Mining for Three Day Candlestick Patterns

I’ve been thinking a lot about candlestick patterns lately but grew tired of trying to generate ideas and instead decided to mine for them. I must confess I didn’t expect much from such a simplistic approach, so I was pleasantly surprised to see it working well. Unfortunately I wasn’t able to discover any short set-ups. The general bias of equity markets toward the upside makes it difficult to find enough instances of patterns that are followed by negative returns.

The idea is to mine past data for similar 3 day patterns, and then use that information to make trading decisions. There are several choices we must make:

  • The size of the lookback window. I use an expanding window that starts at 2000 days.
  • Once we find similar patterns, how do we choose which ones to use?
  • How do we measure the similarity between the patterns?

To fully describe a three day candlestick pattern we need 11 numbers. The close-to-close percentage change from day 1 to day 2, and from day 2 to day 3, as well as the positions of the open, high, and low relative to the close for each day.

To measure the degree of similarity between any two 3-day patterns, I tried both the sum of absolute differences and the sum of the squared differences between those 11 numbers; the results were quite similar. It would be interesting to try to optimize individual weights for each number, as I imagine some are more important than others.

The final step is to select a number of the closest patterns we find, and simply average their next-day returns to arrive at an expected return.

absolute difference 50 closest exp vs realized

Expected vs realized returns for SPY, 50 closest patterns by absolute difference. Numbers above the bars indicate the number of instances in each bucket.

How do we choose which patterns are “close enough” to use? Choose too few and the sample will be too small. Choose too many and you risk using irrelevant data. That’s a number that we’ll have to optimize.

histogram squared

Histogram of expected return estimates for different sample sizes.

When comparing the results we also run into another problem: the smaller the sample, the more spread out the expected return estimates will be, which means more trades will be chosen given a certain minimum limit for entry. My solution was to choose a different limit for trade entry, such that all sample sizes would generate the same number of days in the market (300 in this case). Here are the walk-forward results:

closest count tests

The trade-off between sample size and relevance is clear, and the “sweet spot” appears to be somewhere in the 50-150 range or so, for both the absolute difference and squared difference approaches. Depending on how selective you want to be, you can decrease the limit and trade off more trades for lower expected returns. For me, 30 bp is a reasonable area to aim for.

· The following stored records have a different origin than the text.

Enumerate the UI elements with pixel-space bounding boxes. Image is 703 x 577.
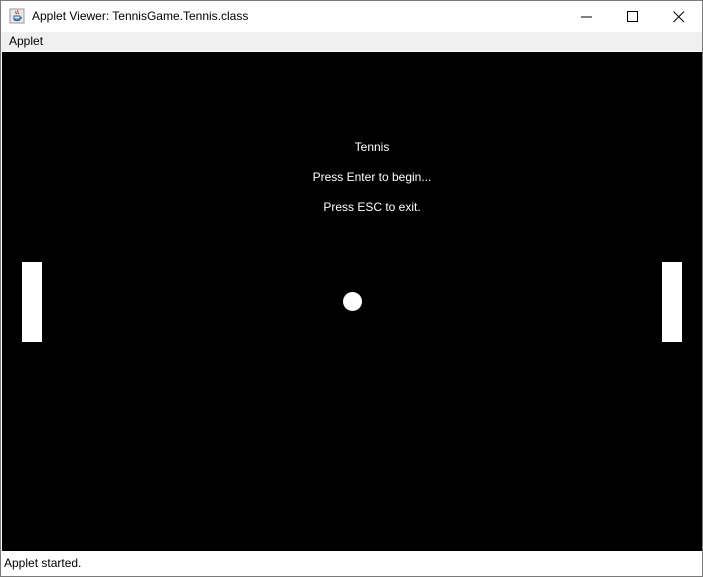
window-title: Applet Viewer: TennisGame.Tennis.class — [32, 9, 249, 23]
status-bar: Applet started. — [1, 551, 702, 576]
maximize-icon — [627, 11, 638, 22]
applet-viewer-window: Applet Viewer: TennisGame.Tennis.class A… — [0, 0, 703, 577]
close-button[interactable] — [656, 1, 702, 32]
menu-applet[interactable]: Applet — [8, 34, 44, 48]
title-bar[interactable]: Applet Viewer: TennisGame.Tennis.class — [1, 1, 702, 32]
minimize-button[interactable] — [564, 1, 610, 32]
menu-bar: Applet — [1, 32, 702, 51]
exit-prompt: Press ESC to exit. — [323, 200, 421, 214]
game-title: Tennis — [354, 140, 390, 154]
game-canvas[interactable]: Tennis Press Enter to begin... Press ESC… — [2, 52, 702, 551]
maximize-button[interactable] — [610, 1, 656, 32]
status-text: Applet started. — [4, 556, 82, 570]
right-paddle — [662, 262, 682, 342]
close-icon — [673, 11, 685, 23]
minimize-icon — [581, 16, 592, 18]
ball — [343, 292, 362, 311]
left-paddle — [22, 262, 42, 342]
java-icon — [9, 8, 25, 24]
start-prompt: Press Enter to begin... — [312, 170, 432, 184]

A nice little addition is to use IBS by filtering out any trades with IBS > 50%. Using squared differences, I select the 50 closest patterns. When their average next-day return is greater than 0.2%, a long position is taken. The results are predictably great:

equity curves with without IBS

squared 50 closest 0.2pct limit ibs filter results

The IBS filter removes close to 40% of days in the market yet maintains essentially the same CAGR, while also more than halving the maximum drawdown.

Let’s take a look at some of the actual patterns. Using squared differences, the 50 closest patterns, and a 0.2% limit, the last successful trade was on February 26, 2013. The expected return on that day was 0.307%. Here’s what those 3 days looked like, as well as the 5 closest historical patterns:

patterns

As you can see below, even the 50th closest pattern seems to be, based on visual inspection, rather close. The “main idea” of the pattern seems to be there:

patterns 50th closest

Here are the stats from a bunch of different equity index ETFs, using square differences, the 50 closest patterns, 0.2% expected return limit and the IBS < 0.5 filter.

ETFs square 50 closest 0.2 ibs filter results

The 0.2% limit seems to be too low for some of them, producing too many trades. Perhaps setting an appropriate limit per-instrument would be a good idea.

The obvious path forward is to also produce 2-day, 4-day, 5-day, etc. versions, perhaps with optimized distance weighting and some outlier filtering, and combine them all in a nice little ensemble to get your predictions out of. The implementation is left as an exercise for the reader.